There’s rosemary, that’s for remembrance; pray, love, remember.— Hamlet
The very first post I wrote for this blog, way back in 2014, was about the poppy installation, and the crowds it drew, at the Tower of London. 888, 246 ceramic poppies to commemorate the British and Commonwealth lives lost in the First World War, 100 years after this so-called war to end all wars began. 6 years on and what a different world this is, not least because the gathering together in crowds to remember is not just not possible, it is illegal.
Today is November 11, and at 11:00 we will all stop and observe a two- minute silence. At least I think we will. It is hard to know what society at large is doing in these days, with everyone told to stay at home and away from each other. 3 days ago was Remembrance Sunday, an occasion the British take very seriously and do very well. Churches overflow, soldiers young and old march and wreaths are laid, poems are read and a single trumpet plays the haunting Last Post. Solemn crowds gather to take part in it all. A few moments of unity in a fractured world. But not this year.
I live across from a cemetery in which there are several war graves. One in particular can be seen from my neighbours’ bedroom window. He has become ‘their’ soldier and on Remembrance Sunday they clean and place flowers on his grave. Not this year. They fled London at the first lockdown and have not returned. With no services or ceremonies to attend, I took a long walk through the cemetery on Sunday, curious if any of the graves had been tended. They had not.
In 2018, I visited an extraordinary art installation at Olympic Park, Shrouds of the Somme. Artist Rob Heard devoted 4 years, and bankrupted himself in the process, to sewing an individual shroud for each and every British and Commonwealth soldier killed and not recovered at the Somme. 72, 396 men lost, 19,240 on the first day alone (July 1, 1916). Each doll was only the size of a Barbie, but laid side by side, there seemed to be no end to them. Too many to fit in one photo. At the time, the sheer scale of it staggered me. It still staggers, yet in 2020, looking back at the photos, I feel something different, something I would never have thought only months ago: Look at them all, they aren’t alone.
Westminster Abbey was given special permission to hold a service today, with only 80 people, all masked, in attendance. I watched it on television and, while beautiful and moving, it felt all so very lonely. Remembering can be a deeply personal and often private act. Yet, this remembering, remembering for people most of us never knew, who died and continue to die, in the collective event that is war, seems to require, indeed deserves, a collective remembering. Even more so now when so many physical memorials have become problematic, the gathering of warm bodies seems more appropriate than cold stone.

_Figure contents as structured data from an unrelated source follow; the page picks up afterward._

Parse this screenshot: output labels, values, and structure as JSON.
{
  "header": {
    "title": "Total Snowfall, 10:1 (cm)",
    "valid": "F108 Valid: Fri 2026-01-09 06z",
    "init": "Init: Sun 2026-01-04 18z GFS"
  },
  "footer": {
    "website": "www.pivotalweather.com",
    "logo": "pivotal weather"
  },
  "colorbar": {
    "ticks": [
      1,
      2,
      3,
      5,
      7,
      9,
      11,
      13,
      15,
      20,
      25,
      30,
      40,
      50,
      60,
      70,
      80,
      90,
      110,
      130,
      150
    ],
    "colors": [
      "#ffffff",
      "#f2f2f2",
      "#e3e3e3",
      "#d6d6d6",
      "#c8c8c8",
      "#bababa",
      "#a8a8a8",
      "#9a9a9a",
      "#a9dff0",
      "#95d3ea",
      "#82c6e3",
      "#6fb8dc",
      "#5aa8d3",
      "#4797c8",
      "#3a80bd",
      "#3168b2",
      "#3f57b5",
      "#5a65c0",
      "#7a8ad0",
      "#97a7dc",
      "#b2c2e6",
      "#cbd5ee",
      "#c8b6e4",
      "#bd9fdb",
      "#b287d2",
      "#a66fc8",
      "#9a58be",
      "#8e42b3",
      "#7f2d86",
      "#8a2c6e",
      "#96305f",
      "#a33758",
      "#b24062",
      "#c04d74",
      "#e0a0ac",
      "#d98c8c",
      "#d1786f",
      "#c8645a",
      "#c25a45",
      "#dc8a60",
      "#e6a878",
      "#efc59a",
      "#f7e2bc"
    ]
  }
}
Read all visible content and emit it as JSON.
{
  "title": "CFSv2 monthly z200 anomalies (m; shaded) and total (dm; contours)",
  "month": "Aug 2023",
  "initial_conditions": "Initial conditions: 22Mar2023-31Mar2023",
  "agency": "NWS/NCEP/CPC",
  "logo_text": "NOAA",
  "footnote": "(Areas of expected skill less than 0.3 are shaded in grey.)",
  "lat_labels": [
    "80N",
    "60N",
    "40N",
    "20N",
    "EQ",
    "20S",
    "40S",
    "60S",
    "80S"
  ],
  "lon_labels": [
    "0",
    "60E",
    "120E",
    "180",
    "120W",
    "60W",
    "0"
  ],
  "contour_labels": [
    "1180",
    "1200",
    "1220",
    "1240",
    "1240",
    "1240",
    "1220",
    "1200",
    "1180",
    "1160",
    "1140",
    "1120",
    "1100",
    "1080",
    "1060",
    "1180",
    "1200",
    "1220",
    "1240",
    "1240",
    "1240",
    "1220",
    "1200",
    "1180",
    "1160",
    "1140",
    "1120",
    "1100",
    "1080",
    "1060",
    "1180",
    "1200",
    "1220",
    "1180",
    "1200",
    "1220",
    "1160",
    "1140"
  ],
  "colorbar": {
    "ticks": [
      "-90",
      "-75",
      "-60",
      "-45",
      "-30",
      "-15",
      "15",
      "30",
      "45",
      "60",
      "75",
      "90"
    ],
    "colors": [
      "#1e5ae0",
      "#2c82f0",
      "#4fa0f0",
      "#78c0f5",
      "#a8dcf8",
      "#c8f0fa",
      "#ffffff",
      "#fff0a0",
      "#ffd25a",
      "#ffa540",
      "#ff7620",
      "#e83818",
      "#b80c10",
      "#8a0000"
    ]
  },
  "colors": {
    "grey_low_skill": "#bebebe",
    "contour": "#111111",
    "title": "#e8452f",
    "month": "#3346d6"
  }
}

These memorials we have insisted on erecting for centuries, do they really help us honour and remember? Sometimes, but mostly we just ignore them. They become part of the fabric of the landscape, no more distinguishable than the other stone and metal around them. I have been visiting English cathedrals recently, buildings that are filled with memorials and tombs and statues, mostly to people I have never heard of, whose deeds are either forgotten or, worse, are not worthy of being remembered. Occasionally, however, I find one that stops me in my tracks. In the east end of Canterbury Cathedral, a single candle and a fresh red rose sit on the floor as memorial to Thomas Beckett, the Archbishop of Canterbury murdered in the Cathedral in 1170. The simplicity is profoundly moving in a way an elaborately carved tomb or shrine could not be. It boasts nothing but its light, a light that is shared with all who look on it.
Not long ago I was introduced, through the Poetry Exchange podcast I have mentioned before, the Carol Ann Duffy poem, Last Post, which imagines what would be ‘if poetry could truly tell it backwards’, and allow ‘several million lives still possible’, what would be if, through verse, blood runs back into wounds and ‘and all those thousands dead /
are shaking dried mud from their hair / and queuing up for home.’ If only. With this poem and the Beckett memorial at Canterbury in mind I crossed the road, this morning. I spent time with these young men killed in the First World War. I tidied up their graves, lay a red rose and instead of a candle, a spring of rosemary at each. I said their names out loud, Frank, age 24, Harry, age 25, Percy, age 28. For just a few moments, together.